Rarement ministre aura marqué aussi positivement son domaine de compétence, ses collaborateurs, ses confrères, le public et l’extérieur. Puissent sa modestie et son humilité en souffrir, c’est là une vérité de La Palice.

Nous n’insinuerons pas que les autres (anciens) ministres sont moins méritants. Nous faisons seulement un constat qui est certes le fruit d’un concours de circonstances mais qui est suffisamment éloquent pour qu’on en parle.

L’autre raison qui justifie qu’on en fasse un sujet de réflexion c’est que dans un milieu (culture et information) où le moindre des péchés des acteurs est de renier les leurs qui gravissent l’échelle administrative, il aura réussi à rallier le maximum de suffrages et à faire taire ses contradicteurs de son environnement professionnel et des milieux politiques.

Certes, il a été aidé en cela par le président du Faso, Blaise Compaoré, qui lui a donné l’occasion de mériter ce qu’il vaut et de le soutenir sous forme de conseil.

Cependant, quelles que soient les compétences d’un maître nageur, ce n’est pas à lui de nager à la place de son élève.

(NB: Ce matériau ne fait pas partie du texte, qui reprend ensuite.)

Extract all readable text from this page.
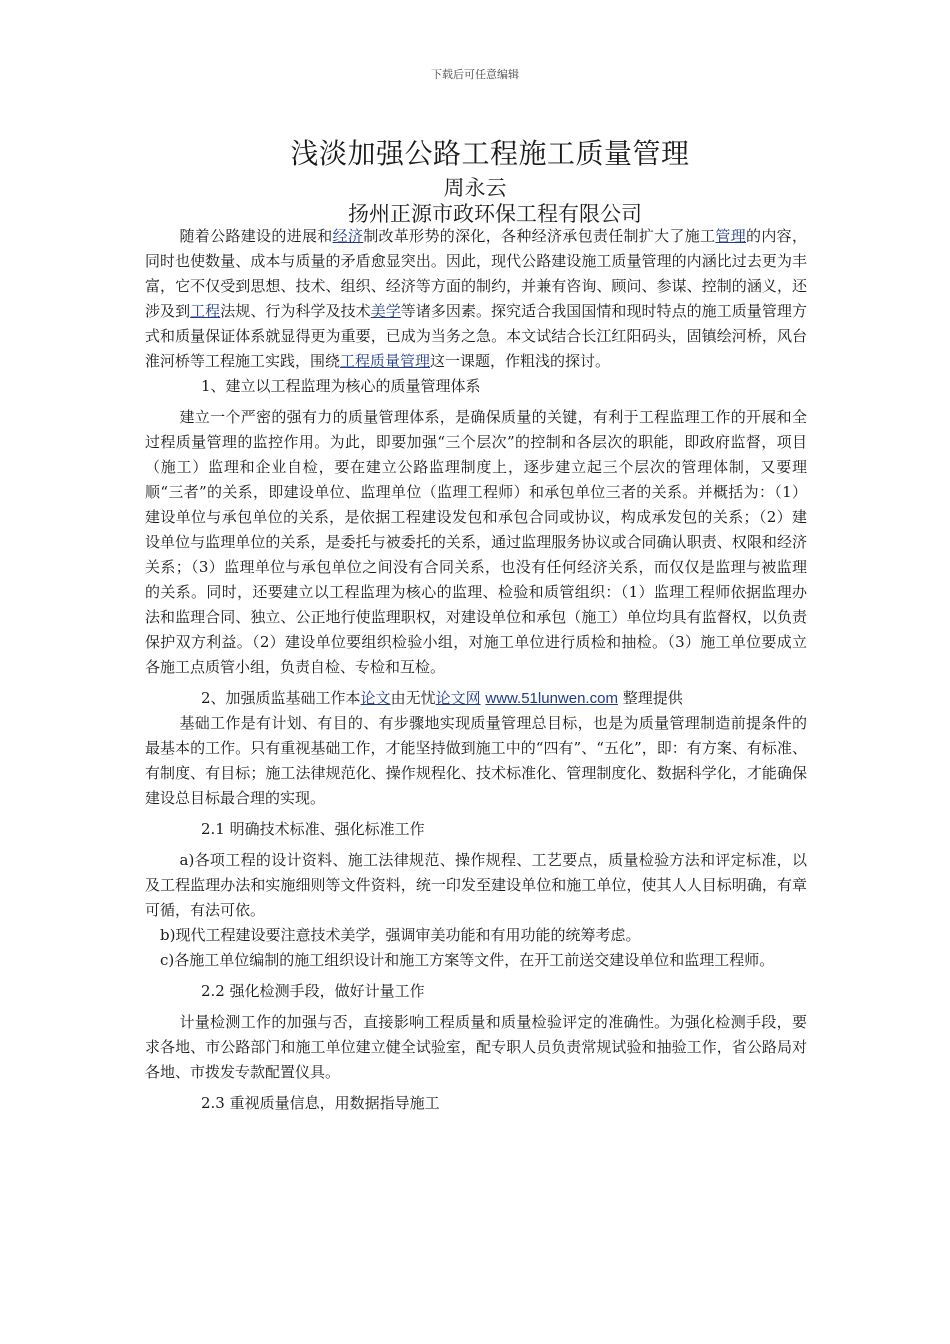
下载后可任意编辑
浅淡加强公路工程施工质量管理
周永云
扬州正源市政环保工程有限公司

随着公路建设的进展和经济制改革形势的深化，各种经济承包责任制扩大了施工管理的内容，同时也使数量、成本与质量的矛盾愈显突出。因此，现代公路建设施工质量管理的内涵比过去更为丰富，它不仅受到思想、技术、组织、经济等方面的制约，并兼有咨询、顾问、参谋、控制的涵义，还涉及到工程法规、行为科学及技术美学等诸多因素。探究适合我国国情和现时特点的施工质量管理方式和质量保证体系就显得更为重要，已成为当务之急。本文试结合长江红阳码头，固镇绘河桥，风台淮河桥等工程施工实践，围绕工程质量管理这一课题，作粗浅的探讨。

1、建立以工程监理为核心的质量管理体系

建立一个严密的强有力的质量管理体系，是确保质量的关键，有利于工程监理工作的开展和全过程质量管理的监控作用。为此，即要加强“三个层次”的控制和各层次的职能，即政府监督，项目（施工）监理和企业自检，要在建立公路监理制度上，逐步建立起三个层次的管理体制，又要理顺“三者”的关系，即建设单位、监理单位（监理工程师）和承包单位三者的关系。并概括为：（1）建设单位与承包单位的关系，是依据工程建设发包和承包合同或协议，构成承发包的关系；（2）建设单位与监理单位的关系，是委托与被委托的关系，通过监理服务协议或合同确认职责、权限和经济关系；（3）监理单位与承包单位之间没有合同关系，也没有任何经济关系，而仅仅是监理与被监理的关系。同时，还要建立以工程监理为核心的监理、检验和质管组织：（1）监理工程师依据监理办法和监理合同、独立、公正地行使监理职权，对建设单位和承包（施工）单位均具有监督权，以负责保护双方利益。（2）建设单位要组织检验小组，对施工单位进行质检和抽检。（3）施工单位要成立各施工点质管小组，负责自检、专检和互检。

2、加强质监基础工作本论文由无忧论文网 www.51lunwen.com 整理提供

基础工作是有计划、有目的、有步骤地实现质量管理总目标，也是为质量管理制造前提条件的最基本的工作。只有重视基础工作，才能坚持做到施工中的“四有”、“五化”，即：有方案、有标准、有制度、有目标；施工法律规范化、操作规程化、技术标准化、管理制度化、数据科学化，才能确保建设总目标最合理的实现。

2.1 明确技术标准、强化标准工作

a)各项工程的设计资料、施工法律规范、操作规程、工艺要点，质量检验方法和评定标准，以及工程监理办法和实施细则等文件资料，统一印发至建设单位和施工单位，使其人人目标明确，有章可循，有法可依。

b)现代工程建设要注意技术美学，强调审美功能和有用功能的统筹考虑。

c)各施工单位编制的施工组织设计和施工方案等文件，在开工前送交建设单位和监理工程师。

2.2 强化检测手段，做好计量工作

计量检测工作的加强与否，直接影响工程质量和质量检验评定的准确性。为强化检测手段，要求各地、市公路部门和施工单位建立健全试验室，配专职人员负责常规试验和抽验工作，省公路局对各地、市拨发专款配置仪具。

2.3 重视质量信息，用数据指导施工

Il prodigue à ce dernier les conseils nécessaires, lui donne les leçons appropriées et s’attend à ce que tout ceci soit mis en application. De la capacité d’assimilation de l’élève et de sa dextérité dans la mise en œuvre du contenu de l’apprentissage depend la suite.

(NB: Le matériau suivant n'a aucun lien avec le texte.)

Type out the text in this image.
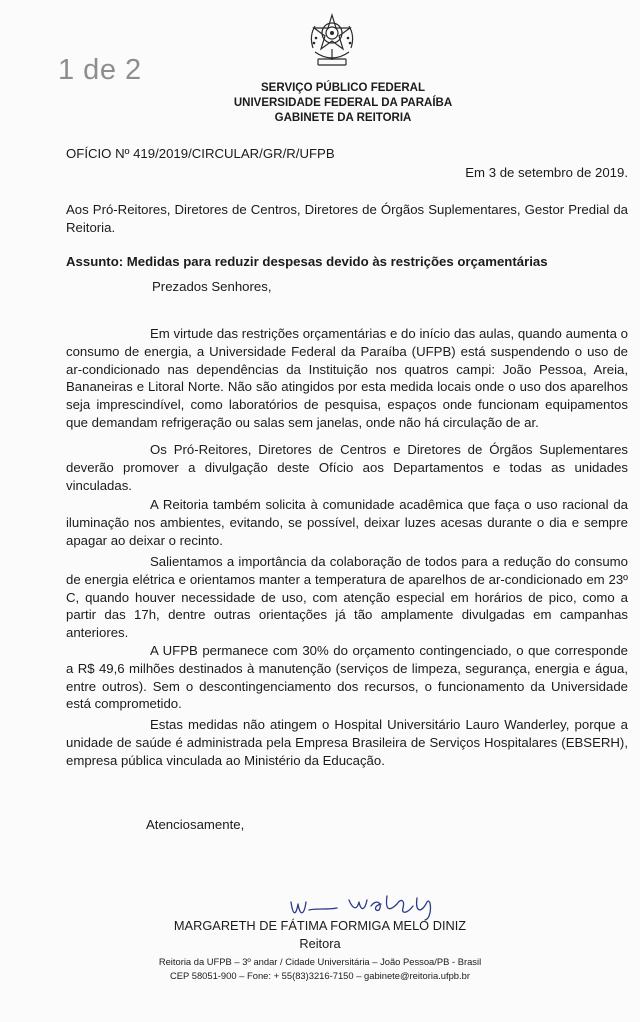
1 de 2
SERVIÇO PÚBLICO FEDERAL
UNIVERSIDADE FEDERAL DA PARAÍBA
GABINETE DA REITORIA
OFÍCIO Nº 419/2019/CIRCULAR/GR/R/UFPB
Em 3 de setembro de 2019.
Aos Pró-Reitores, Diretores de Centros, Diretores de Órgãos Suplementares, Gestor Predial da Reitoria.
Assunto: Medidas para reduzir despesas devido às restrições orçamentárias
Prezados Senhores,

Em virtude das restrições orçamentárias e do início das aulas, quando aumenta o consumo de energia, a Universidade Federal da Paraíba (UFPB) está suspendendo o uso de ar-condicionado nas dependências da Instituição nos quatros campi: João Pessoa, Areia, Bananeiras e Litoral Norte. Não são atingidos por esta medida locais onde o uso dos aparelhos seja imprescindível, como laboratórios de pesquisa, espaços onde funcionam equipamentos que demandam refrigeração ou salas sem janelas, onde não há circulação de ar.

Os Pró-Reitores, Diretores de Centros e Diretores de Órgãos Suplementares deverão promover a divulgação deste Ofício aos Departamentos e todas as unidades vinculadas.

A Reitoria também solicita à comunidade acadêmica que faça o uso racional da iluminação nos ambientes, evitando, se possível, deixar luzes acesas durante o dia e sempre apagar ao deixar o recinto.

Salientamos a importância da colaboração de todos para a redução do consumo de energia elétrica e orientamos manter a temperatura de aparelhos de ar-condicionado em 23º C, quando houver necessidade de uso, com atenção especial em horários de pico, como a partir das 17h, dentre outras orientações já tão amplamente divulgadas em campanhas anteriores.

A UFPB permanece com 30% do orçamento contingenciado, o que corresponde a R$ 49,6 milhões destinados à manutenção (serviços de limpeza, segurança, energia e água, entre outros). Sem o descontingenciamento dos recursos, o funcionamento da Universidade está comprometido.

Estas medidas não atingem o Hospital Universitário Lauro Wanderley, porque a unidade de saúde é administrada pela Empresa Brasileira de Serviços Hospitalares (EBSERH), empresa pública vinculada ao Ministério da Educação.

Atenciosamente,
MARGARETH DE FÁTIMA FORMIGA MELO DINIZ
Reitora
Reitoria da UFPB – 3º andar / Cidade Universitária – João Pessoa/PB - Brasil
CEP 58051-900 – Fone: + 55(83)3216-7150 – gabinete@reitoria.ufpb.br
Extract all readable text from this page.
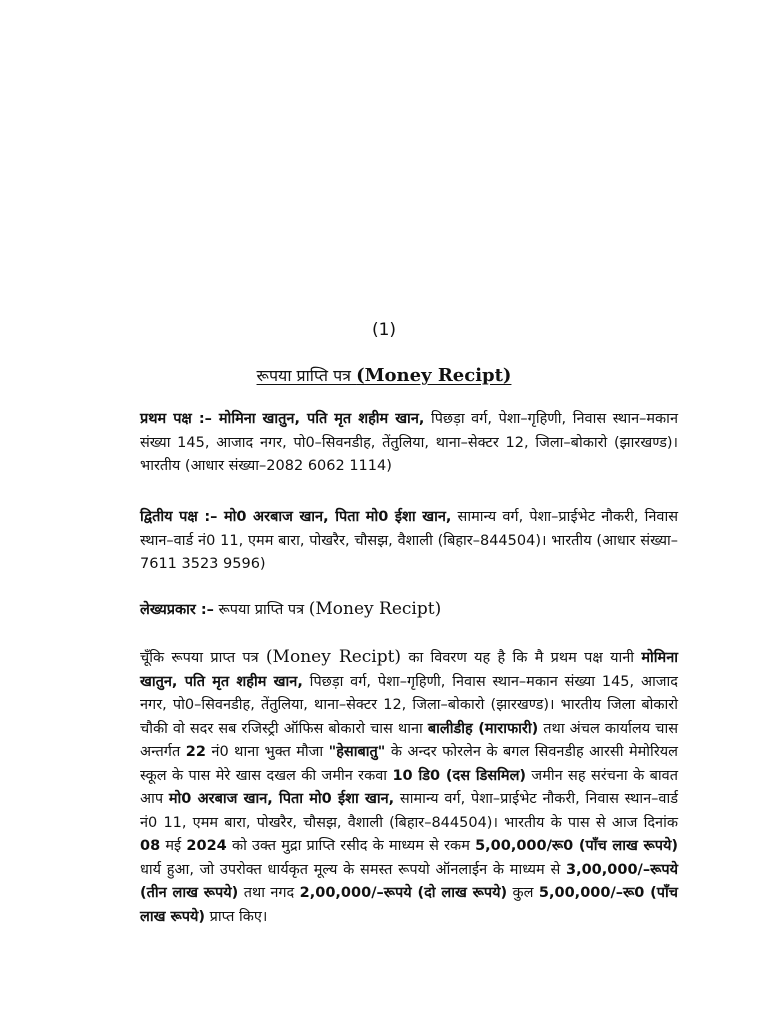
(1)
रूपया प्राप्ति पत्र (Money Recipt)

प्रथम पक्ष :– मोमिना खातुन, पति मृत शहीम खान, पिछड़ा वर्ग, पेशा–गृहिणी, निवास स्थान–मकान संख्या 145, आजाद नगर, पो0–सिवनडीह, तेंतुलिया, थाना–सेक्टर 12, जिला–बोकारो (झारखण्ड)। भारतीय (आधार संख्या–2082 6062 1114)

द्वितीय पक्ष :– मो0 अरबाज खान, पिता मो0 ईशा खान, सामान्य वर्ग, पेशा–प्राईभेट नौकरी, निवास स्थान–वार्ड नं0 11, एमम बारा, पोखरैर, चौसझ, वैशाली (बिहार–844504)। भारतीय (आधार संख्या–7611 3523 9596)

लेख्यप्रकार :– रूपया प्राप्ति पत्र (Money Recipt)

चूँकि रूपया प्राप्त पत्र (Money Recipt) का विवरण यह है कि मै प्रथम पक्ष यानी मोमिना खातुन, पति मृत शहीम खान, पिछड़ा वर्ग, पेशा–गृहिणी, निवास स्थान–मकान संख्या 145, आजाद नगर, पो0–सिवनडीह, तेंतुलिया, थाना–सेक्टर 12, जिला–बोकारो (झारखण्ड)। भारतीय जिला बोकारो चौकी वो सदर सब रजिस्ट्री ऑफिस बोकारो चास थाना बालीडीह (माराफारी) तथा अंचल कार्यालय चास अन्तर्गत 22 नं0 थाना भुक्त मौजा "हेसाबातु" के अन्दर फोरलेन के बगल सिवनडीह आरसी मेमोरियल स्कूल के पास मेरे खास दखल की जमीन रकवा 10 डि0 (दस डिसमिल) जमीन सह सरंचना के बावत आप मो0 अरबाज खान, पिता मो0 ईशा खान, सामान्य वर्ग, पेशा–प्राईभेट नौकरी, निवास स्थान–वार्ड नं0 11, एमम बारा, पोखरैर, चौसझ, वैशाली (बिहार–844504)। भारतीय के पास से आज दिनांक 08 मई 2024 को उक्त मुद्रा प्राप्ति रसीद के माध्यम से रकम 5,00,000/रू0 (पाँच लाख रूपये) धार्य हुआ, जो उपरोक्त धार्यकृत मूल्य के समस्त रूपयो ऑनलाईन के माध्यम से 3,00,000/–रूपये (तीन लाख रूपये) तथा नगद 2,00,000/–रूपये (दो लाख रूपये) कुल 5,00,000/–रू0 (पाँच लाख रूपये) प्राप्त किए।
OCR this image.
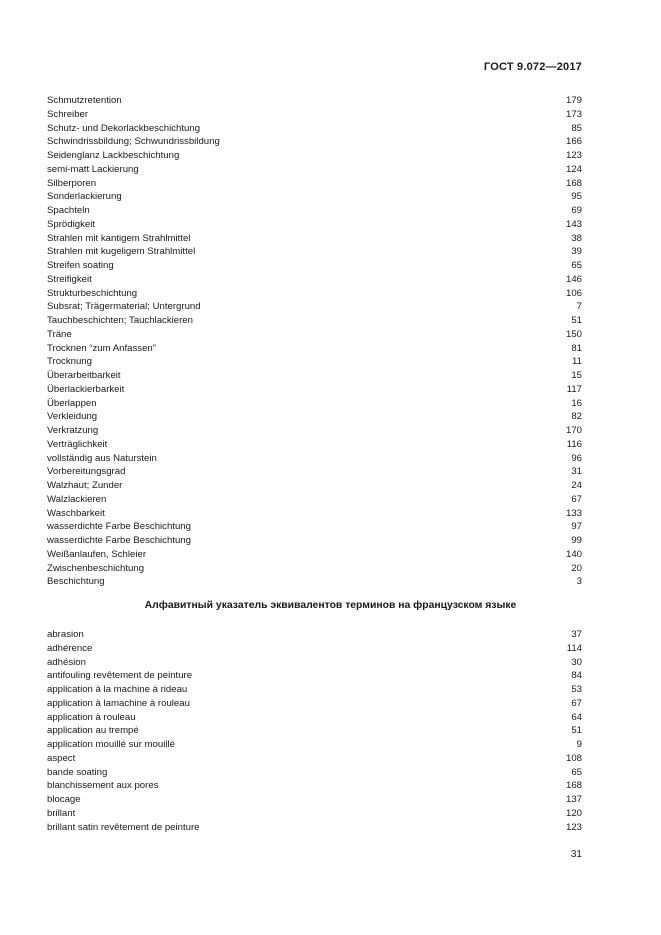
ГОСТ 9.072—2017
Schmutzretention	179
Schreiber	173
Schutz- und Dekorlackbeschichtung	85
Schwindrissbildung; Schwundrissbildung	166
Seidenglanz Lackbeschichtung	123
semi-matt Lackierung	124
Silberporen	168
Sonderlackierung	95
Spachteln	69
Sprödigkeit	143
Strahlen mit kantigem Strahlmittel	38
Strahlen mit kugeligem Strahlmittel	39
Streifen soating	65
Streifigkeit	146
Strukturbeschichtung	106
Subsrat; Trägermaterial; Untergrund	7
Tauchbeschichten; Tauchlackieren	51
Träne	150
Trocknen “zum Anfassen”	81
Trocknung	11
Überarbeitbarkeit	15
Überlackierbarkeit	117
Überlappen	16
Verkleidung	82
Verkratzung	170
Verträglichkeit	116
vollständig aus Naturstein	96
Vorbereitungsgrad	31
Walzhaut; Zunder	24
Walzlackieren	67
Waschbarkeit	133
wasserdichte Farbe Beschichtung	97
wasserdichte Farbe Beschichtung	99
Weißanlaufen, Schleier	140
Zwischenbeschichtung	20
Beschichtung	3
Алфавитный указатель эквивалентов терминов на французском языке
abrasion	37
adhérence	114
adhésion	30
antifouling revêtement de peinture	84
application à la machine à rideau	53
application à lamachine à rouleau	67
application à rouleau	64
application au trempé	51
application mouillé sur mouillé	9
aspect	108
bande soating	65
blanchissement aux pores	168
blocage	137
brillant	120
brillant satin revêtement de peinture	123
31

Il y a également la contribution des autres ministres du gouvernement dans la mesure où le pays est un tout, même si pour des raisons pratiques de délégation de pouvoirs, la nécessité s’est imposée de procéder à un découpage ministériel, c’est-à-dire par secteur d’activités. A propos de la contribution des autres membres du gouvernement, deux exemples à titre d’illustration.

Si dans la mise en œuvre du programme d’activités du ministère de la Culture, des Arts et du Tourisme (MCAT), celui du Budget, pour une raison ou pour une autre, ne met pas à sa disposition des crédits, rien ne peut se faire et il n’y aurait point de lisibilité concrète des intentions du ministre qu’il est.

Si le ministère de l’Information ne servait pas de relai, à travers les organes de presse, entre le MCAT et le public, ses actions auraient été vaines.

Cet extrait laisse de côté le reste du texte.